La documentazione conservata presso l’Archivio di Stato di Napoli, fondo Questura di Napoli, Archivio generale, Seconda serie, Profughi, racconta di una donna in forte difficoltà economica che chiede, ripetutamente e insistentemente, sussidi straordinari per sé e per il figlio che, da quanto si apprende, sarebbe affetto da “sifilide organica ereditaria”.
Nel carteggio la Dalser viene descritta come una donna dal “carattere neuropatico, eccitabilissimo, che non intende ragioni”. Eppure proprio il suo atteggiamento caparbio e poco riverente riuscì a farle ricevere, per diretta disposizione del Ministero dell’Interno, un sussidio eccezionale giornaliero di £ 4,5 prima e di £ 8 poi che, si legge nei documenti, “non trova riscontro in nessun altro profugo”. Non soddisfatta però la Dalser “dandosi ad imperversare di persona o per lettere anche insolenti presso tutti gli Uffici” continua ad avanzare pretese senza misura e a scrivere senza sosta a tutte le autorità finché il Prefetto, che giudica le sue richieste inverosimili, sfinito dalle continue insistenze, rimette la questione direttamente al Ministero dell’Interno. Il Ministero per frenare l’irruenza della richiedente dispone la corresponsione di un sussidio giornaliero straordinario ma anche l’eventuale diffida e il riaccompagnamento presso Piedimonte d’Alife, prima ed ufficiale destinazione, “ove (la Dalser) continui ad importunare con insistenza od altrimenti questo Ministero od altre Autortà”.

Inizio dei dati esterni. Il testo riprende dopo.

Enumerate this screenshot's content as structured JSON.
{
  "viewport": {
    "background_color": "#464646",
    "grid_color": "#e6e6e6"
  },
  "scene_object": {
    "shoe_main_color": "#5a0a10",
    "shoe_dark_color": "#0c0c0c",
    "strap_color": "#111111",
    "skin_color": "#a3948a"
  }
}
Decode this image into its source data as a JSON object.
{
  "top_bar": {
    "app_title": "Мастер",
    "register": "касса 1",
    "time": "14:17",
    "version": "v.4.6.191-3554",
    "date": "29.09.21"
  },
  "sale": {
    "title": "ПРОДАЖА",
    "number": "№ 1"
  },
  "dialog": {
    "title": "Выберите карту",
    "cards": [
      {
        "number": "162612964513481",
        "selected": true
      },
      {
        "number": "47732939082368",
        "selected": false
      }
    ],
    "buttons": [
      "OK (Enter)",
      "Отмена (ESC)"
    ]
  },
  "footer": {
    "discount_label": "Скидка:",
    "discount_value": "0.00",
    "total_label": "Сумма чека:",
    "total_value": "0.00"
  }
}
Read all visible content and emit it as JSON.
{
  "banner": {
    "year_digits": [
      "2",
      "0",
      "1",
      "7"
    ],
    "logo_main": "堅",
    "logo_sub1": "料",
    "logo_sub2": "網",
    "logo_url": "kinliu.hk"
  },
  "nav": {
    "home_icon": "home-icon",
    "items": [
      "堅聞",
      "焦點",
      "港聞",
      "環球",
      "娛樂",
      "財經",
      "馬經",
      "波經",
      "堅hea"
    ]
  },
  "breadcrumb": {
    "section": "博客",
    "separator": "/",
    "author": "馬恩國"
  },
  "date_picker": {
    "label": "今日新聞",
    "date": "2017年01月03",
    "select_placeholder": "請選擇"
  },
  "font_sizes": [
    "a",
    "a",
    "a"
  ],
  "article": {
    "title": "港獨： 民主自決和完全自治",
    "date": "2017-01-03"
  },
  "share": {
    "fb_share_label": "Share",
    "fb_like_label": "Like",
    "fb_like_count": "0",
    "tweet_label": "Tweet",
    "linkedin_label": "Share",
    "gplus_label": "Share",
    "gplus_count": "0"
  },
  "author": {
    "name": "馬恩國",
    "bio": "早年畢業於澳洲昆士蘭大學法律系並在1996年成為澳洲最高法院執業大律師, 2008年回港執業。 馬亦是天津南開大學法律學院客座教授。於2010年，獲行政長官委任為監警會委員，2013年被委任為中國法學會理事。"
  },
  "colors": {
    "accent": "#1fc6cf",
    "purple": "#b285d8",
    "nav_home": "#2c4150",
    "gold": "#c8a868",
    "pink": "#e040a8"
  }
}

Ida alloggerà per buona parte della sua permanenza a Napoli presso “l’Hotel Naples al Rettifilo, camera 46”. Il suo soggiorno e quello del piccolo Benitino a Napoli sono caratterizzati da forti scontri tra la donna e le autorità, come testimonia una relazione stilata dall’Ufficio Profughi della Questura, circa uno spiacevole episodio che la vide protagonista: “La Dalser si è presentata in questo Ufficio con modi addirittura insolenti. Alla stessa è stato detto di ritornare alle ore 15 giacchè la Cassa era chiusa e ha maggiormente inveito contro quelli presenti in Ufficio […] ha cominciato a rivolgere un mondo di improperie e parole insultanti al sottoscritto che precedentemente ha chiamato le guardie per invitarla ad uscire fuori la porta.”
Al di là delle peculiarità caratteriali della Dalser, la sua è una storia simile a quella di tanti altri profughi che giunsero nei campi di accoglienza nel periodo 1915-1920. I profughi, infatti, continuarono a trovarsi in situazioni economiche e materiali difficili come testimoniano le numerose lettere inviate a deputati, all’Alto Commissariato ed altre personalità, in cui lamentano l’inadeguatezza dei sussidi erogati per far fronte alle necessità quotidiane. All’indomani della fine delle ostilità, su richieste dei Prefetti, che si resero conto dell’insostenibilità della situazione, cominciarono le prime operazione di rimpatrio che si protrassero fino alla fine del 1920.
Il carattere testardo della Dalser sarà alla base delle tristi vicissitudini che seguirono: accusata di essere un grave pericolo per il turbamento dell’ordine pubblico, verrà arrestata e rinchiusa nel manicomio di Pergine Valsugana e, successivamente, nel nosocomio di San Clemente a Venezia, dove morì nel 1937, a 57 anni. Stessa sorte per Benito Albino, ritenuto pazzo perché si dichiarava figlio del Duce, rinchiuso nell’Ospedale Psichiatrico di Mombello di Limbiate (Milano) e morto per consunzione all’età di 27 anni, nel 1942.
Uno degli aspetti cruciali che salta agli occhi della vicenda di Ida Dalser e del figlio Benito è rappresentato dall’uso politico dell’Istituzione manicomiale durante il fascismo. I manicomi durante il regime totalitario accentuarono il loro ruolo sociale e politico. Ci finirono reduci di guerra che spesso rientravano dal fronte incapaci di reinserirsi nella vita quotidiana, prostitute, omosessuali ma soprattutto dissidenti.